La popolazione locale era scettica. “Ucciderà i pesci”, mormoravano alcuni. Altri non ci hanno creduto affatto. “È solo sale”, dicevano. “Il lago lo assorbirà”. Per un po’ non sembrò esserci nulla di strano.

Ma poi iniziarono i cambiamenti.

Nel giro di due settimane, l’acqua non era più la stessa. La superficie cristallina era diventata di un colore pallido e lattiginoso, quasi come un vetro appannato dal gelo. I pesci che un tempo nuotavano vicino alla riva erano scomparsi. Gli uccelli che si posavano per bere volavano via rapidamente, inquieti.

Alla terza settimana, il lago si era trasformato completamente. L’acqua si era addensata, muovendosi lentamente, e strane formazioni cristalline cominciarono a sorgere lungo i bordi, diventando ogni giorno più alte. Brillavano al sole come torri frastagliate, affilate e innaturali.

Quando gli ingegneri tornarono per prelevare dei campioni, rimasero sconcertati. L’acqua non si comportava più come tale. Si attaccava ai loro strumenti, pesante e gelatinosa, rifiutandosi di evaporare. Ancora più strano, quando la illuminavano di notte, il lago rifletteva una luce inquietante, come se fosse vivo.

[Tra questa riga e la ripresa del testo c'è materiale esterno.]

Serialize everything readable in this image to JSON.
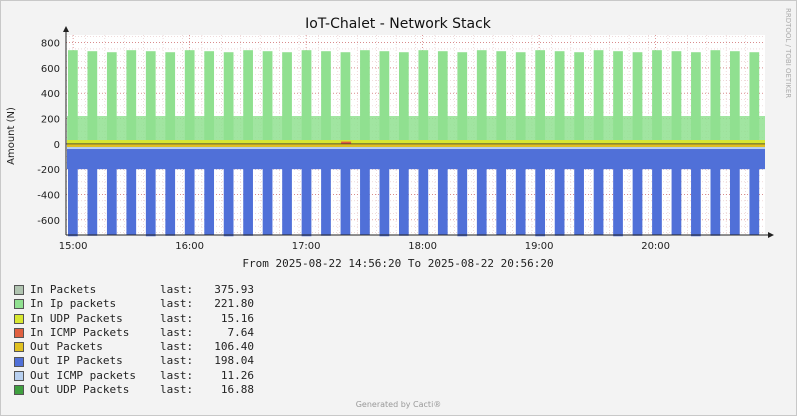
{
  "chart_data": {
    "type": "area",
    "title": "IoT-Chalet - Network Stack",
    "ylabel": "Amount (N)",
    "watermark": "RRDTOOL / TOBI OETIKER",
    "time_range": "From 2025-08-22 14:56:20 To 2025-08-22 20:56:20",
    "x_ticks": [
      "15:00",
      "16:00",
      "17:00",
      "18:00",
      "19:00",
      "20:00"
    ],
    "y_ticks": [
      800,
      600,
      400,
      200,
      0,
      -200,
      -400,
      -600
    ],
    "ylim": [
      -720,
      860
    ],
    "grid": true,
    "pulse_count": 36,
    "series": [
      {
        "name": "In Packets",
        "color": "#b0c4b0",
        "last": "375.93"
      },
      {
        "name": "In Ip packets",
        "color": "#90e090",
        "last": "221.80",
        "pulse_peak": 740,
        "baseline": 220
      },
      {
        "name": "In UDP Packets",
        "color": "#d8e830",
        "last": "15.16"
      },
      {
        "name": "In ICMP Packets",
        "color": "#e06040",
        "last": "7.64"
      },
      {
        "name": "Out Packets",
        "color": "#e0c020",
        "last": "106.40"
      },
      {
        "name": "Out IP Packets",
        "color": "#5070d8",
        "last": "198.04",
        "pulse_peak": -730,
        "baseline": -200
      },
      {
        "name": "Out ICMP packets",
        "color": "#b8d0f0",
        "last": "11.26"
      },
      {
        "name": "Out UDP Packets",
        "color": "#40a040",
        "last": "16.88"
      }
    ]
  },
  "footer": "Generated by Cacti®"
}
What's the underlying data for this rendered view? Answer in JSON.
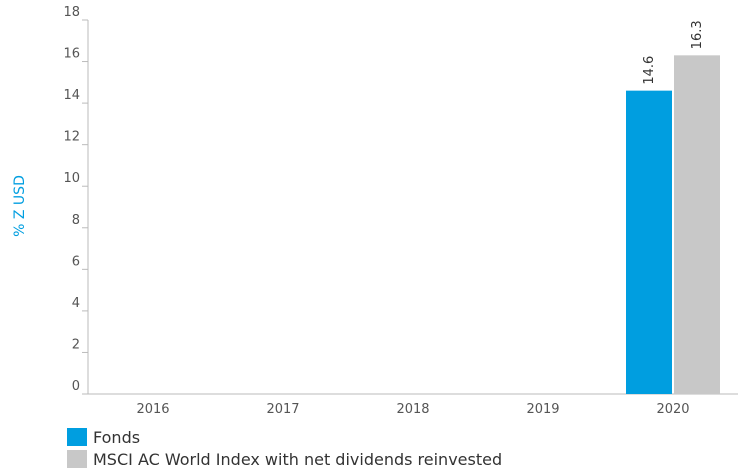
{
  "chart_data": {
    "type": "bar",
    "categories": [
      "2016",
      "2017",
      "2018",
      "2019",
      "2020"
    ],
    "series": [
      {
        "name": "Fonds",
        "color": "#009ee0",
        "values": [
          null,
          null,
          null,
          null,
          14.6
        ]
      },
      {
        "name": "MSCI AC World Index with net dividends reinvested",
        "color": "#c8c8c8",
        "values": [
          null,
          null,
          null,
          null,
          16.3
        ]
      }
    ],
    "data_labels": [
      "14.6",
      "16.3"
    ],
    "ylabel": "% Z USD",
    "ylabel_color": "#009ee0",
    "ylim": [
      0,
      18
    ],
    "yticks": [
      0,
      2,
      4,
      6,
      8,
      10,
      12,
      14,
      16,
      18
    ],
    "grid": false,
    "legend_position": "bottom-left"
  }
}
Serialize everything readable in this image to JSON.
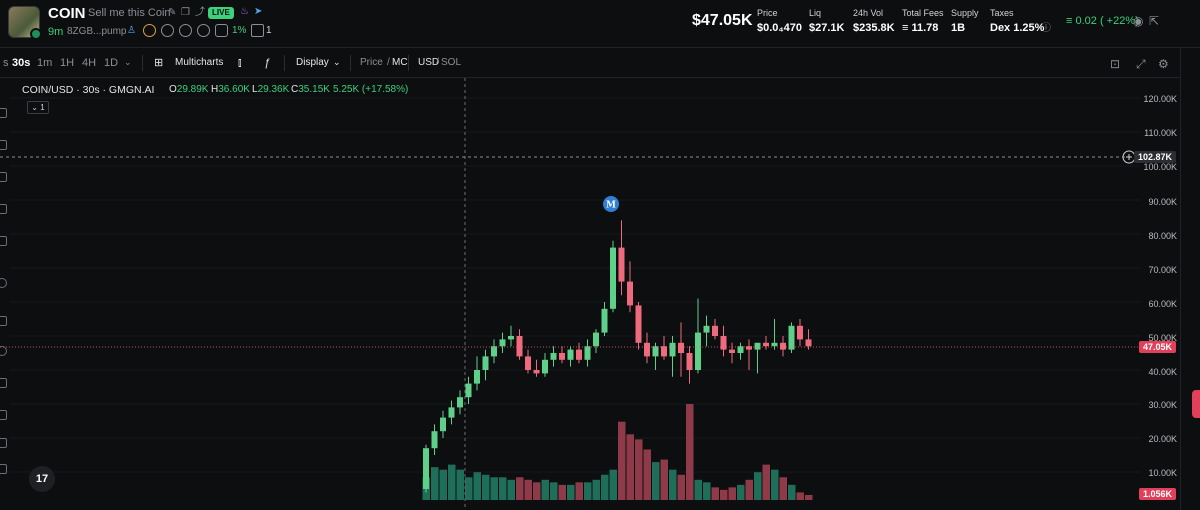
{
  "token": {
    "symbol": "COIN",
    "description": "Sell me this Coin",
    "live_badge": "LIVE",
    "age": "9m",
    "address": "8ZGB...pump",
    "holder_pct": "1%",
    "holder_count": "1"
  },
  "stats": {
    "market_cap": "$47.05K",
    "price_label": "Price",
    "price_value": "$0.0₄470",
    "liq_label": "Liq",
    "liq_value": "$27.1K",
    "vol_label": "24h Vol",
    "vol_value": "$235.8K",
    "fees_label": "Total Fees",
    "fees_value": "≡ 11.78",
    "supply_label": "Supply",
    "supply_value": "1B",
    "taxes_label": "Taxes",
    "taxes_value": "Dex 1.25%",
    "change": "≡ 0.02 ( +22%)"
  },
  "toolbar": {
    "timeframes": [
      "30s",
      "1m",
      "1H",
      "4H",
      "1D"
    ],
    "active_timeframe": "30s",
    "multicharts": "Multicharts",
    "display": "Display",
    "price_mc_a": "Price",
    "price_mc_b": "MC",
    "usd_sol_a": "USD",
    "usd_sol_b": "SOL"
  },
  "legend": {
    "title": "COIN/USD · 30s · GMGN.AI",
    "o_label": "O",
    "o": "29.89K",
    "h_label": "H",
    "h": "36.60K",
    "l_label": "L",
    "l": "29.36K",
    "c_label": "C",
    "c": "35.15K",
    "change": "5.25K (+17.58%)",
    "collapse": "1"
  },
  "axis": {
    "labels": [
      "120.00K",
      "110.00K",
      "100.00K",
      "90.00K",
      "80.00K",
      "70.00K",
      "60.00K",
      "50.00K",
      "40.00K",
      "30.00K",
      "20.00K",
      "10.00K"
    ],
    "crosshair_tag": "102.87K",
    "last_price_tag": "47.05K",
    "volume_tag": "1.056K",
    "marker": "M",
    "logo": "17"
  },
  "colors": {
    "up": "#5fd08a",
    "down": "#f06a7e",
    "vol_up": "#1f6e5a",
    "vol_down": "#8e3a48"
  },
  "chart_data": {
    "type": "candlestick",
    "y_unit": "market cap (USD)",
    "ylim": [
      0,
      125000
    ],
    "candles": [
      {
        "o": 5000,
        "h": 18000,
        "l": 4000,
        "c": 17000
      },
      {
        "o": 17000,
        "h": 24000,
        "l": 15000,
        "c": 22000
      },
      {
        "o": 22000,
        "h": 28000,
        "l": 20000,
        "c": 26000
      },
      {
        "o": 26000,
        "h": 31000,
        "l": 24000,
        "c": 29000
      },
      {
        "o": 29000,
        "h": 34000,
        "l": 27000,
        "c": 32000
      },
      {
        "o": 32000,
        "h": 38000,
        "l": 30000,
        "c": 36000
      },
      {
        "o": 36000,
        "h": 44000,
        "l": 34000,
        "c": 40000
      },
      {
        "o": 40000,
        "h": 46000,
        "l": 37000,
        "c": 44000
      },
      {
        "o": 44000,
        "h": 49000,
        "l": 42000,
        "c": 47000
      },
      {
        "o": 47000,
        "h": 51000,
        "l": 45000,
        "c": 49000
      },
      {
        "o": 49000,
        "h": 53000,
        "l": 47000,
        "c": 50000
      },
      {
        "o": 50000,
        "h": 52000,
        "l": 43000,
        "c": 44000
      },
      {
        "o": 44000,
        "h": 46000,
        "l": 39000,
        "c": 40000
      },
      {
        "o": 40000,
        "h": 43000,
        "l": 38000,
        "c": 39000
      },
      {
        "o": 39000,
        "h": 45000,
        "l": 38000,
        "c": 43000
      },
      {
        "o": 43000,
        "h": 47000,
        "l": 41000,
        "c": 45000
      },
      {
        "o": 45000,
        "h": 47000,
        "l": 42000,
        "c": 43000
      },
      {
        "o": 43000,
        "h": 47000,
        "l": 41000,
        "c": 46000
      },
      {
        "o": 46000,
        "h": 48000,
        "l": 42000,
        "c": 43000
      },
      {
        "o": 43000,
        "h": 49000,
        "l": 41000,
        "c": 47000
      },
      {
        "o": 47000,
        "h": 52000,
        "l": 45000,
        "c": 51000
      },
      {
        "o": 51000,
        "h": 60000,
        "l": 50000,
        "c": 58000
      },
      {
        "o": 58000,
        "h": 78000,
        "l": 57000,
        "c": 76000
      },
      {
        "o": 76000,
        "h": 84000,
        "l": 62000,
        "c": 66000
      },
      {
        "o": 66000,
        "h": 72000,
        "l": 57000,
        "c": 59000
      },
      {
        "o": 59000,
        "h": 60000,
        "l": 46000,
        "c": 48000
      },
      {
        "o": 48000,
        "h": 51000,
        "l": 42000,
        "c": 44000
      },
      {
        "o": 44000,
        "h": 48000,
        "l": 40000,
        "c": 47000
      },
      {
        "o": 47000,
        "h": 50000,
        "l": 43000,
        "c": 44000
      },
      {
        "o": 44000,
        "h": 50000,
        "l": 38000,
        "c": 48000
      },
      {
        "o": 48000,
        "h": 54000,
        "l": 38000,
        "c": 45000
      },
      {
        "o": 45000,
        "h": 47000,
        "l": 36000,
        "c": 40000
      },
      {
        "o": 40000,
        "h": 61000,
        "l": 39000,
        "c": 51000
      },
      {
        "o": 51000,
        "h": 56000,
        "l": 47000,
        "c": 53000
      },
      {
        "o": 53000,
        "h": 55000,
        "l": 49000,
        "c": 50000
      },
      {
        "o": 50000,
        "h": 53000,
        "l": 44000,
        "c": 46000
      },
      {
        "o": 46000,
        "h": 48000,
        "l": 42000,
        "c": 45000
      },
      {
        "o": 45000,
        "h": 48000,
        "l": 43000,
        "c": 47000
      },
      {
        "o": 47000,
        "h": 49000,
        "l": 40000,
        "c": 46000
      },
      {
        "o": 46000,
        "h": 48000,
        "l": 39000,
        "c": 48000
      },
      {
        "o": 48000,
        "h": 50000,
        "l": 46000,
        "c": 47000
      },
      {
        "o": 47000,
        "h": 55000,
        "l": 46000,
        "c": 48000
      },
      {
        "o": 48000,
        "h": 50000,
        "l": 44000,
        "c": 46000
      },
      {
        "o": 46000,
        "h": 54000,
        "l": 45000,
        "c": 53000
      },
      {
        "o": 53000,
        "h": 55000,
        "l": 47000,
        "c": 49000
      },
      {
        "o": 49000,
        "h": 52000,
        "l": 46000,
        "c": 47000
      }
    ],
    "volumes": [
      4500,
      6500,
      6000,
      7000,
      6000,
      4500,
      5500,
      5000,
      4500,
      4500,
      4000,
      4500,
      4000,
      3500,
      4000,
      3500,
      3000,
      3000,
      3500,
      3500,
      4000,
      5000,
      6000,
      15500,
      13000,
      12000,
      10000,
      7500,
      8000,
      6000,
      5000,
      19000,
      4000,
      3500,
      2500,
      2000,
      2500,
      3000,
      4000,
      5500,
      7000,
      6000,
      4500,
      3000,
      1500,
      1000
    ]
  }
}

La notizia si diffuse rapidamente. Curiosi spettatori affluirono al lago, alcuni osando persino toccare l’acqua. Coloro che lo fecero descrissero una sensazione di formicolio, come se minuscole vibrazioni attraversassero la loro pelle. Un uomo affermò di aver sentito un debole ronzio quando si avvicinò alla superficie, come centinaia di voci appena sotto.

Gli ingegneri interruppero immediatamente lo studio, recintando il sito. I loro rapporti ufficiali lo definirono una “reazione chimica inaspettata”, ma a porte chiuse nessuno riusciva a mettersi d’accordo su una spiegazione.

Perché qualunque cosa fosse diventato quel lago, non era più solo acqua mescolata a sale. Era qualcosa di completamente diverso, qualcosa che gli stessi ingegneri si rifiutavano di nominare.

E anche adesso, di notte, la gente del posto dice che il lago brilla debolmente al chiaro di luna, sussurrando dolcemente a chiunque osi avvicinarsi troppo.